Une ancienne préposée dans une clinique d’avortement témoigne :

« Vous imaginez bien que les femmes qui travaillaient avec moi à la clinique n’étaient pas anormales ou sans sentiments. Nous étions juste entraînées dans une entreprise sanglante et déshumanisante, chacune pour ses propres raisons. Que ce soit pour justifier une ancienne affaire juridique (comme c’était mon cas), où pour justifier un avortement subi auparavant (comme c’était le cas pour beaucoup), ou pour n’importe quelle autre raison, nous essayions juste de faire face – et si nous n’avions pas pu rire des situations, je crois que nous aurions perdu la tête. Ce n’est pas facile d’essayer d’embrouiller une conscience qui ne veut pas rester endormie. » (McCORVEY, Norma. L’affaire Jane Roe, histoire d’une manipulation, éd. De L’Homme Nouveau, Paris, 2008, p.94).

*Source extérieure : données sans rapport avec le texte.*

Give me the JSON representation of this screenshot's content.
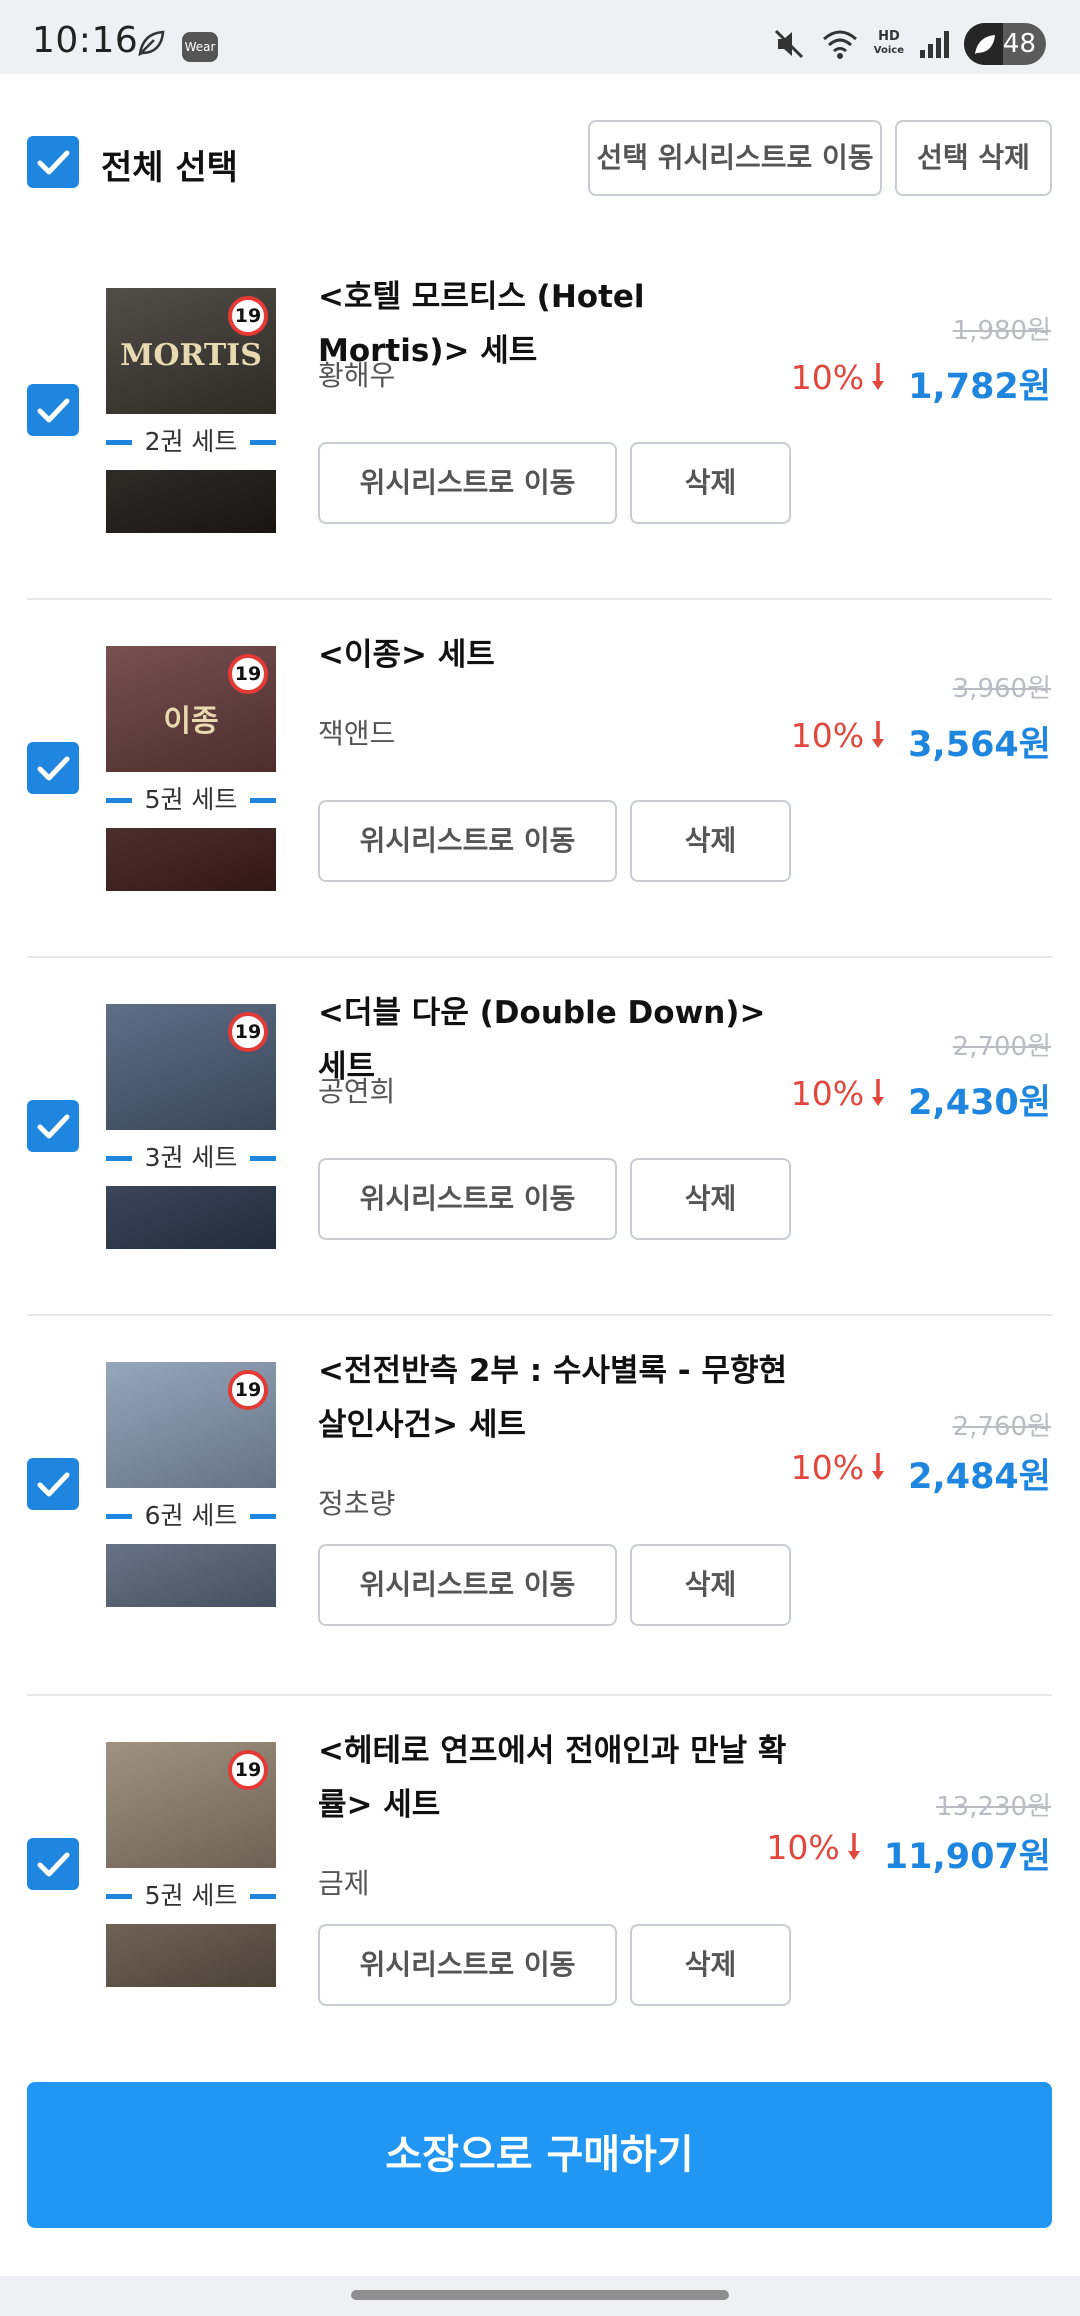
{
  "status_bar": {
    "time": "10:16",
    "wear_label": "Wear",
    "hd_label": "HD",
    "voice_label": "Voice",
    "battery_text": "48",
    "battery_level": 0.48,
    "icons": [
      "leaf-icon",
      "wear-icon",
      "mute-icon",
      "wifi-icon",
      "hd-voice-icon",
      "signal-icon",
      "battery-icon"
    ]
  },
  "header": {
    "select_all_label": "전체 선택",
    "move_selected_label": "선택 위시리스트로 이동",
    "delete_selected_label": "선택 삭제"
  },
  "items": [
    {
      "title": "<호텔 모르티스 (Hotel Mortis)> 세트",
      "author": "황해우",
      "set_label": "2권 세트",
      "age_badge": "19",
      "original_price": "1,980원",
      "discount": "10%",
      "price": "1,782원",
      "cover_color": "#2b2620",
      "cover_text": "MORTIS",
      "checked": true
    },
    {
      "title": "<이종> 세트",
      "author": "잭앤드",
      "set_label": "5권 세트",
      "age_badge": "19",
      "original_price": "3,960원",
      "discount": "10%",
      "price": "3,564원",
      "cover_color": "#5a2a2a",
      "cover_text": "이종",
      "checked": true
    },
    {
      "title": "<더블 다운 (Double Down)> 세트",
      "author": "공연희",
      "set_label": "3권 세트",
      "age_badge": "19",
      "original_price": "2,700원",
      "discount": "10%",
      "price": "2,430원",
      "cover_color": "#3c4f6b",
      "cover_text": "",
      "checked": true
    },
    {
      "title": "<전전반측 2부 : 수사별록 - 무향현 살인사건> 세트",
      "author": "정초량",
      "set_label": "6권 세트",
      "age_badge": "19",
      "original_price": "2,760원",
      "discount": "10%",
      "price": "2,484원",
      "cover_color": "#7f93ad",
      "cover_text": "",
      "checked": true
    },
    {
      "title": "<헤테로 연프에서 전애인과 만날 확률> 세트",
      "author": "금제",
      "set_label": "5권 세트",
      "age_badge": "19",
      "original_price": "13,230원",
      "discount": "10%",
      "price": "11,907원",
      "cover_color": "#8a7a66",
      "cover_text": "",
      "checked": true
    }
  ],
  "item_buttons": {
    "wishlist_label": "위시리스트로 이동",
    "delete_label": "삭제"
  },
  "buy_button_label": "소장으로 구매하기",
  "colors": {
    "accent": "#1f86e0",
    "buy_button": "#2196f3",
    "discount_red": "#e2473e",
    "strike_gray": "#b9bdc2"
  }
}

Ce témoignage nous rappelle celui de soldats nazis racontant les rires déments, la perte de raison de leurs confrères devant l’inimaginable, les tas de corps nus des personnes sacrifiés à l’eugénisme d’état. Les expériences sont semblables. Les sacs de poubelles emplis d’enfants démembrés ne doivent pas être réjouissants à voir, sauf pour de véritables possédés…

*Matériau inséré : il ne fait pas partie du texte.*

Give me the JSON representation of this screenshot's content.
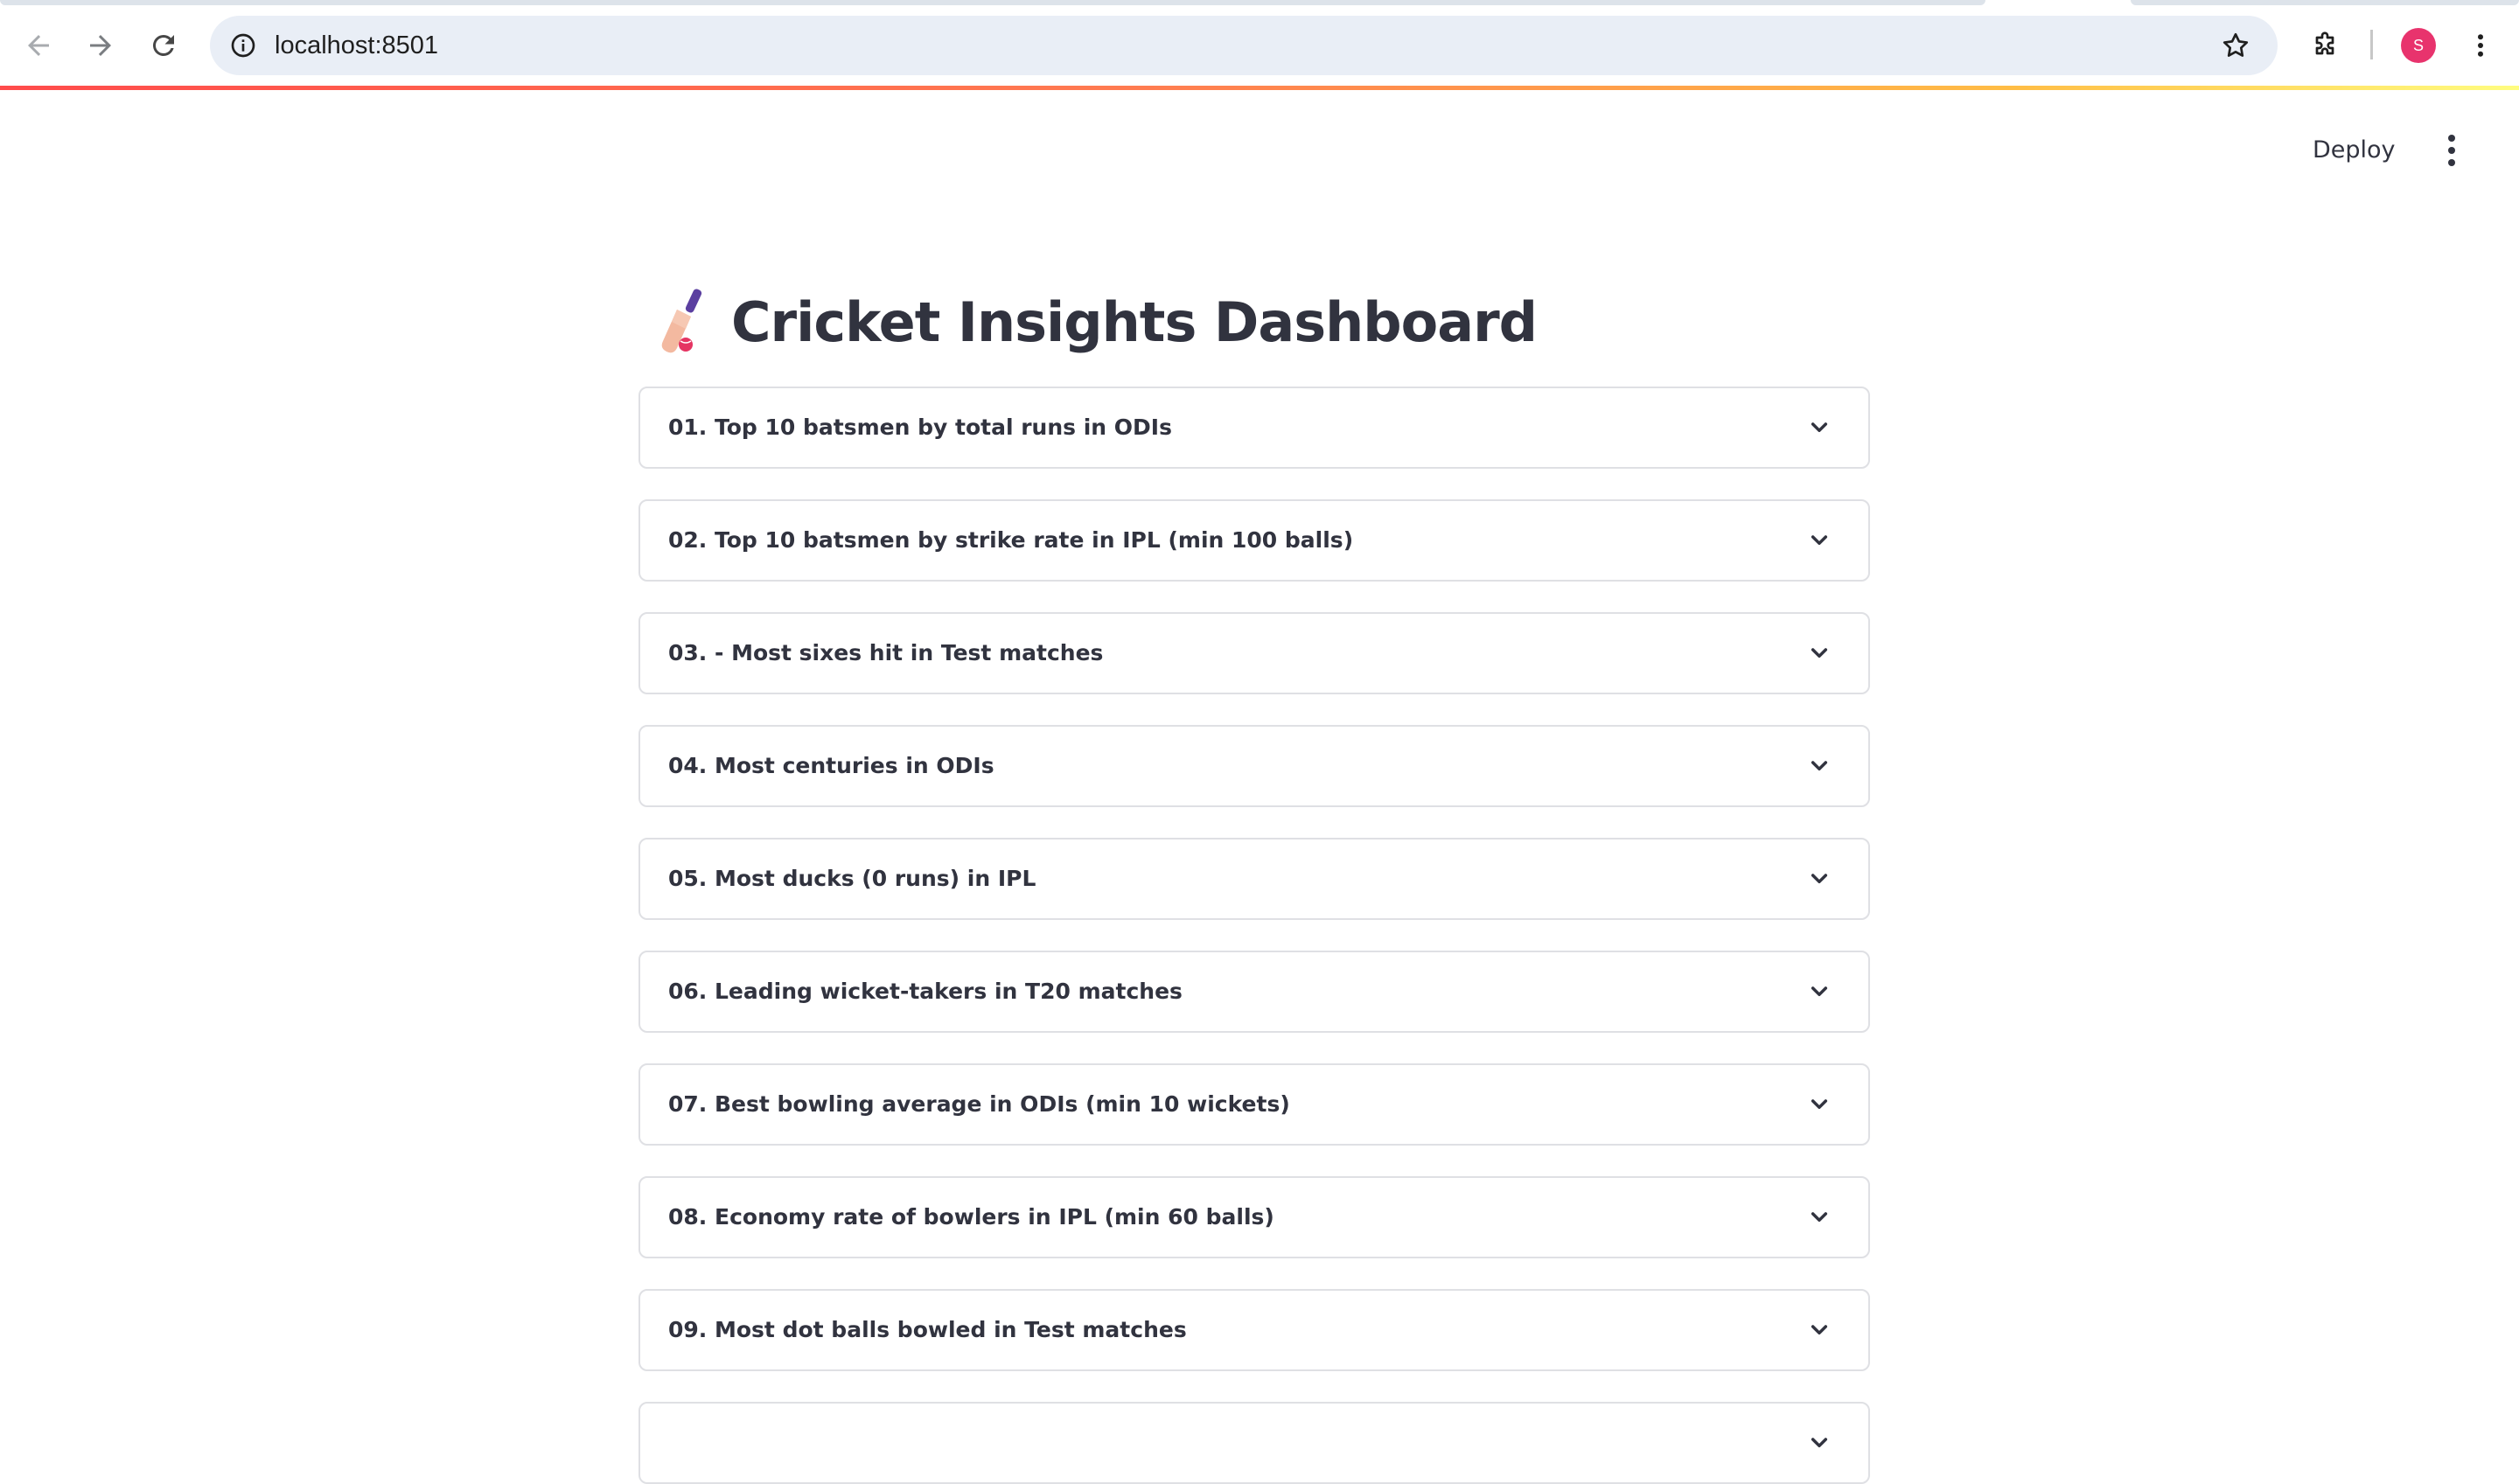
{
  "browser": {
    "url": "localhost:8501",
    "profile_initial": "S",
    "profile_color": "#e8336d",
    "icons": [
      "back-arrow-icon",
      "forward-arrow-icon",
      "reload-icon",
      "site-info-icon",
      "bookmark-star-icon",
      "extensions-icon",
      "browser-menu-icon"
    ]
  },
  "header": {
    "deploy_label": "Deploy",
    "menu_icon": "kebab-menu-icon",
    "accent_gradient": [
      "#ff4b4b",
      "#ffbd45",
      "#fffd80"
    ]
  },
  "main": {
    "title": "Cricket Insights Dashboard",
    "title_icon": "cricket-bat-icon",
    "expanders": [
      {
        "label": "01. Top 10 batsmen by total runs in ODIs"
      },
      {
        "label": "02. Top 10 batsmen by strike rate in IPL (min 100 balls)"
      },
      {
        "label": "03. - Most sixes hit in Test matches"
      },
      {
        "label": "04. Most centuries in ODIs"
      },
      {
        "label": "05. Most ducks (0 runs) in IPL"
      },
      {
        "label": "06. Leading wicket-takers in T20 matches"
      },
      {
        "label": "07. Best bowling average in ODIs (min 10 wickets)"
      },
      {
        "label": "08. Economy rate of bowlers in IPL (min 60 balls)"
      },
      {
        "label": "09. Most dot balls bowled in Test matches"
      },
      {
        "label": ""
      }
    ]
  }
}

Ceci pour nous rappeler qu’il est inconcevable que dans une communauté ou la charité est supposé être la vertu première, l’on passe sous silence la question de l’avortement. Le premier travail à faire est de réveiller les croyants de partout, de les ramener à leur obligation de prendre la défense des plus faibles, de les informer quand ils ont pu, à force d’ingérer des inepties télévisuelles et une censure médiatique de chaque instant sur les faits concernant l’enfant à naître, devenir favorables à l’avortement comme solution à des situations difficiles.
Comment faire concrètement?
L’OCVF vient de publier une brochure inespérée, magnifique, sur la question de l’enfant à naître. Le ton de la brochure, la délicatesse des propos, la qualité de l’information en font un outil « nec plus ultra » du combat pour la culture de la vie. À lire, à vous procurer en quantité et à distribuer dans vos communautés chrétiennes ou autre. Il est difficile de trouver un document plus à point, qui vous facilitera la vie dans votre apostolat! Un petit mot pour inciter une personne à le lire et le don du document, cela peut faire un bien immense! Voici l’adresse internet pour le lire et celle pour le commander. C’est à chacun de nous de sensibiliser tous les croyants, des pasteurs, prêtres, des religieux aux laïcs pour qu’ils prennent conscience de leur devoir de défendre la vie, de la conception à la mort naturelle.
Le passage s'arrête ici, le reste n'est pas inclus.